O Guardiã das palavras
O Guardião das Palavras
Na cidade de Pedra Clara, onde o tempo parecia andar mais devagar e os ventos carregavam lembranças, havia uma biblioteca esquecida. Não constava em mapas, nem em registros oficiais. Era como se ela existisse apenas para quem realmente precisasse encontrá-la.
Isadora chegou à cidade em busca de silêncio. Depois de anos tentando publicar seus textos, colecionando rejeições e dúvidas, ela decidiu se afastar de tudo. Alugou uma casa simples, com janelas grandes e cheiro de madeira antiga. Mas o vazio não a deixava em paz.
Certa noite, enquanto caminhava sem rumo, viu uma construção escondida entre árvores retorcidas. A porta estava entreaberta, e uma luz tênue escapava pelas frestas.
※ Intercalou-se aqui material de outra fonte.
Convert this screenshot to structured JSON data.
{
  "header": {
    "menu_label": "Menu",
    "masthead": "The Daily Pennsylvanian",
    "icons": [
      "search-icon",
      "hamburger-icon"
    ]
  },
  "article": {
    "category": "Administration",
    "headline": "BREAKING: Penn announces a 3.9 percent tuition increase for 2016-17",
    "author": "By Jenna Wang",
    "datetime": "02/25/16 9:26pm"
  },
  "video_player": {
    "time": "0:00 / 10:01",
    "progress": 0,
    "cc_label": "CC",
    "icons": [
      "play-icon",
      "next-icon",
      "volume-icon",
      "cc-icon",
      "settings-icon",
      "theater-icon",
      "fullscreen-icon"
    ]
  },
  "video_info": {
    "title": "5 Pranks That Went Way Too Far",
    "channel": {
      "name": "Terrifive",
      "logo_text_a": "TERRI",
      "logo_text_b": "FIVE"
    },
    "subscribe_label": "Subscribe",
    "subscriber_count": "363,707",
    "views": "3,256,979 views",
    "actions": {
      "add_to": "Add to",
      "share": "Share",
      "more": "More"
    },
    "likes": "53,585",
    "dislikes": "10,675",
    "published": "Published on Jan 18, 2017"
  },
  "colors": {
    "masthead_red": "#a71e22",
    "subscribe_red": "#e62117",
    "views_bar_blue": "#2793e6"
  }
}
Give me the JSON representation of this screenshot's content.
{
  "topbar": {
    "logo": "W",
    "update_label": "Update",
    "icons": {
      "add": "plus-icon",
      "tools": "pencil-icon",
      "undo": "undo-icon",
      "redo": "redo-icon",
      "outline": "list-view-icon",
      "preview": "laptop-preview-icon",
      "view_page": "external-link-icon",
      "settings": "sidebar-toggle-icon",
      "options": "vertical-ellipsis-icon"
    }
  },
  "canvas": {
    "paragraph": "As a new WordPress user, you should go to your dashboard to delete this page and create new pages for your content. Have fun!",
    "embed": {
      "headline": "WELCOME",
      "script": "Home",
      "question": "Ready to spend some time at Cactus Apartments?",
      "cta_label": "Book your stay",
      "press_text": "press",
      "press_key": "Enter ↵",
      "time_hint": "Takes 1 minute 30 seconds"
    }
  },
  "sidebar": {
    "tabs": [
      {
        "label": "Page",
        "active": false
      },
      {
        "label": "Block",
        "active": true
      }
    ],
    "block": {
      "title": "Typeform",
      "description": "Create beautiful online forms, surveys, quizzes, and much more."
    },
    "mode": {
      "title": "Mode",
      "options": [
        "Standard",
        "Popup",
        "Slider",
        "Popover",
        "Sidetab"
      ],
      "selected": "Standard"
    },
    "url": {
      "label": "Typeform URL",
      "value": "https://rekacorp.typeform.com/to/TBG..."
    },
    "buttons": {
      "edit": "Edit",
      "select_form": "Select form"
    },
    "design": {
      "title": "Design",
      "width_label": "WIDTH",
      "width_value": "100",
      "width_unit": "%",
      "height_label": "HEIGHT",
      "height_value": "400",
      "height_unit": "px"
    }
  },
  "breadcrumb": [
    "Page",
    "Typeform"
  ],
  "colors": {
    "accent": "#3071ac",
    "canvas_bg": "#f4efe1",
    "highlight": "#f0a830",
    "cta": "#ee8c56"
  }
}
Era a biblioteca.
Lá dentro, o ar era denso, como se cada livro respirasse. As estantes se estendiam até o teto, e o chão rangia sob seus passos. No centro, uma mesa com um caderno aberto e uma pena repousando sobre ele. Isadora se aproximou, tocou o papel e ouviu.
"Por que você parou de escrever?"
A voz não vinha de ninguém visível. Era como um sussurro que nascia das páginas. Isadora recuou, assustada, mas algo dentro dela a impedia de fugir.
— Porque ninguém escuta. Porque parece que não importa, ela respondeu, quase sem perceber que falava em voz alta.
O caderno brilhou levemente. As estantes começaram a vibrar, e uma brisa suave percorreu o salão.
"Escrever não é sobre ser ouvido. É sobre não desaparecer."
Naquela noite, Isadora escreveu. Palavras que ela achava perdidas voltaram. Histórias que nunca ousou contar surgiram como se estivessem esperando por ela.
Ela voltou à biblioteca todas as noites. E cada vez que escrevia, sentia a presença do guardião, uma força invisível que guiava sua mão, que soprava ideias, que acendia memórias.
Meses depois, seus textos começaram a circular. Primeiro entre vizinhos, depois em blogs, depois em editoras. Mas Isadora já não escrevia por reconhecimento. Ela escrevia porque havia entendido: a literatura é uma forma de existir.
E dizem que, até hoje, quem entra naquela biblioteca e abre um caderno em branco pode ouvir o guardião. Ele não fala com todos. Só com aqueles que escrevem para resistir.